/LECC

Lowest Expected Cost Classifier

Primary LanguageMATLAB

LECC

Lowest Expected Cost Classifier

This project was created as a part of our fourth year Computer Systems Engineering project at Carleton University. In the src folder you will find our implementation of a binary decision tree classifier that uses algorithms that we developed to train a decision tree in order to minimize cost.

Creating a Dataset

In the datasets folder, you will find datasets we used to complete our report and you may add your own by creating a new folder.

Three files are required for a dataset:

  1. A data file (.data): Each row in this file represents a data instance. The features must be space separated at the front of the row and the class must be in the last column. Class 0 points must be all at the top of the file and class 1 points must be at the bottom.

  2. A feature cost file (.fc): This contains a space separated list of the feature costs for your dataset. The order of the features must match that used in the data file.

  3. A misclassification cost file (.mc): This contains two values separated by a space. The first is the cost of misclassifying a class 0 point as a class 1 and the second is the cost of misclassifying a class 1 point as a class 0.

Once your dataset is created in the dataset folder, go to src/inc and add an appropriate line in datasetLocationsTable.txt for your dataset. The line number of your entry is your dataset ID number.

Creating a Single Decision Tree

Choose an Algorithm

int: Dr. J.W. Chinneck's int method. This was the foundation for our algorithm design. It is an accuracy-based classifier and is included for comparison.

lecc: This is the main variant of our algorithm and in general gives the best performance.

leccm: In some cases this modified version of the lecc algorithm gives the best results. It modifies the way in which nodes are divided. We recommend that if you have the time you run this in addition to the lecc algorithm and see which has the best performance.

Choose a Selection Method (if using lecc or leccm)

N%: If you enter a number between 1 and 100, the algorithm that divides nodes will used the given percentage of candidates. This may speed up the creation of the tree but it may also lead to some increase in expected cost.

Two Candidate: If you enter 200, the algorithm that divides nodes will only use the top two candidates.

Default: If you do not enter anything, the method will use all of the candidates (equivalent to entering 100).

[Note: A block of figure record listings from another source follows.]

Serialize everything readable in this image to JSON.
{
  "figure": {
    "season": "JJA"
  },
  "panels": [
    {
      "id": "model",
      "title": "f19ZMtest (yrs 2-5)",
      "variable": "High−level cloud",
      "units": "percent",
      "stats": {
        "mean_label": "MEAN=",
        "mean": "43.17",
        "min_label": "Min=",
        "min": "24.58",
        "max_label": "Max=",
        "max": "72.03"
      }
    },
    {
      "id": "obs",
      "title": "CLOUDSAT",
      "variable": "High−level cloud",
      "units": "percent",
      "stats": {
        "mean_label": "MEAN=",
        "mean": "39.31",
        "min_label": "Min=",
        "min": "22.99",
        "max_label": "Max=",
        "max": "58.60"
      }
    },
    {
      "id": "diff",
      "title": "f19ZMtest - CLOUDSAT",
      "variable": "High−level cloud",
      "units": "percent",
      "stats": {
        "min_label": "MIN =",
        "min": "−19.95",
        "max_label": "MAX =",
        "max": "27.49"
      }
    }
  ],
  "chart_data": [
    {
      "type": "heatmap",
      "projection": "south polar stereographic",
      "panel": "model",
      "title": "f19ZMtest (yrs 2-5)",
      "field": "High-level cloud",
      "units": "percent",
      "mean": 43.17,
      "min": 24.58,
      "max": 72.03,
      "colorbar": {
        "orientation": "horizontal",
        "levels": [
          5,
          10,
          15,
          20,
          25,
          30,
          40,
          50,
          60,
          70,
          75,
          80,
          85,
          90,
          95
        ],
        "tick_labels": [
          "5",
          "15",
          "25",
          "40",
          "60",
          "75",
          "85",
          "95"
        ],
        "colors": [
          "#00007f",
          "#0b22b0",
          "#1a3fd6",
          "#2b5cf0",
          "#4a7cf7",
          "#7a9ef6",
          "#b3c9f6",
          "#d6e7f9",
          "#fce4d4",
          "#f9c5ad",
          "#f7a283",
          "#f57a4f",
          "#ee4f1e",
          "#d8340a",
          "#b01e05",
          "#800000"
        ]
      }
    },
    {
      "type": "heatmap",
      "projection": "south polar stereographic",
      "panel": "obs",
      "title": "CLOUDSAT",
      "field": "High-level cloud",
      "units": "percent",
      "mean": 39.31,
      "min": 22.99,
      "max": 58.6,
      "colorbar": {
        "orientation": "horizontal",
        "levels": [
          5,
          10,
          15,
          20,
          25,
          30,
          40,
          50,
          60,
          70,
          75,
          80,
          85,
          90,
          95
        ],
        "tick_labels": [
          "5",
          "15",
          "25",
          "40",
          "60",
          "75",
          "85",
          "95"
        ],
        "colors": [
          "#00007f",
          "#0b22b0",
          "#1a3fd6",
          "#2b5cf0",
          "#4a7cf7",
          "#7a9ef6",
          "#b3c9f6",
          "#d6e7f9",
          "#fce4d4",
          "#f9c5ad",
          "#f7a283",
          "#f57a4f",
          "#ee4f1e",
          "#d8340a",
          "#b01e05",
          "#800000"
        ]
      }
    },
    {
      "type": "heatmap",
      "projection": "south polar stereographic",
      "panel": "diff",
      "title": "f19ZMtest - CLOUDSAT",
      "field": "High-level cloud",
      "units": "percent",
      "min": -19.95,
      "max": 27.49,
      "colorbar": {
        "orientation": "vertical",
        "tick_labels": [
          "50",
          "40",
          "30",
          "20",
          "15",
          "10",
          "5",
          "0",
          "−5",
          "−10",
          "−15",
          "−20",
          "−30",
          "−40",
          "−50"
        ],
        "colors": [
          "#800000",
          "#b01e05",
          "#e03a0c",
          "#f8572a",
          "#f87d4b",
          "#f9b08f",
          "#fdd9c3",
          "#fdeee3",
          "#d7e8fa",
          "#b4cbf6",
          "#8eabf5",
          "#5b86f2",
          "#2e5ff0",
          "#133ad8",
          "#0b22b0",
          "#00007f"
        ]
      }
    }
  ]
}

A full discussion of the algorithms and selection methods may be found in our report.

Create the Tree

In the src directory run: ./LECC -i -o -a -s

For example, to run dataset 3 (line 3 of src/inc/datasetLocationsTable.txt) with leccm, using 50% of candidates in the node division and saving it in src/log/DATASET3 you would run: ./LECC -i 3 -o DATASET3 -a leccm -s 50

Running K-Fold Cross Validation

To run k-fold cross validation enter the number of folds desired into the k option. Using the above example with 10-fold cross validation:

./LECC -i 3 -o DATASET3 -a leccm -s 50 -k 10

Reading the Output

All output is put into a subfolder of src/log.

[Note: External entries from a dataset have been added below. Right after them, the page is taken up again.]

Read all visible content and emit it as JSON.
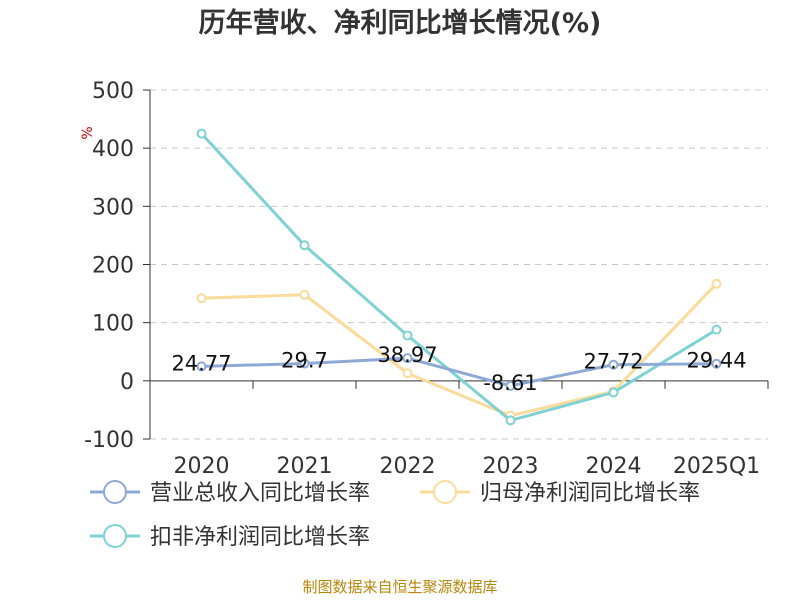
{
  "chart_data": {
    "type": "line",
    "title": "历年营收、净利同比增长情况(%)",
    "ylabel": "%",
    "categories": [
      "2020",
      "2021",
      "2022",
      "2023",
      "2024",
      "2025Q1"
    ],
    "ylim": [
      -100,
      500
    ],
    "yticks": [
      500,
      400,
      300,
      200,
      100,
      0,
      -100
    ],
    "grid": true,
    "legend_position": "bottom",
    "series": [
      {
        "name": "营业总收入同比增长率",
        "color": "#8da9d6",
        "values": [
          24.77,
          29.7,
          38.97,
          -8.61,
          27.72,
          29.44
        ],
        "labels": [
          "24.77",
          "29.7",
          "38.97",
          "-8.61",
          "27.72",
          "29.44"
        ]
      },
      {
        "name": "归母净利润同比增长率",
        "color": "#fadb9a",
        "values": [
          142,
          148,
          13,
          -60,
          -18,
          167
        ]
      },
      {
        "name": "扣非净利润同比增长率",
        "color": "#7fd1d3",
        "values": [
          425,
          233,
          78,
          -68,
          -20,
          88
        ]
      }
    ],
    "source": "制图数据来自恒生聚源数据库"
  }
}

The FOLDERNAME.log file contains the verbose log output of the program.

Each tree is outputted with 3 files: (tree) a text based tree, (out) an octave loadable copy of the tree structure and (txt) a text copy of the tree structure.

Unprocessed trees contain the text UNPRUNED and processed trees contain the text Tree.

If you ran k-fold cross validation: a copy of the feature costs and misclassification costs are saved, all of the groups are saved in an octave loadable file 'groupsbag' and the k-fold statistics are stored in an octave loadable file 'Stats.out'. Stats.out is the most convenient place to see your statistics to use it, enter into octave and call the following: load('Stats.out') statistics

Expansion

Please look into the source code if you want to add algorithms or port this to a different platform. The code is commented and should be easy to follow if you begin by reading the LECC script and following through the code. All of the interfaces are documented in our report.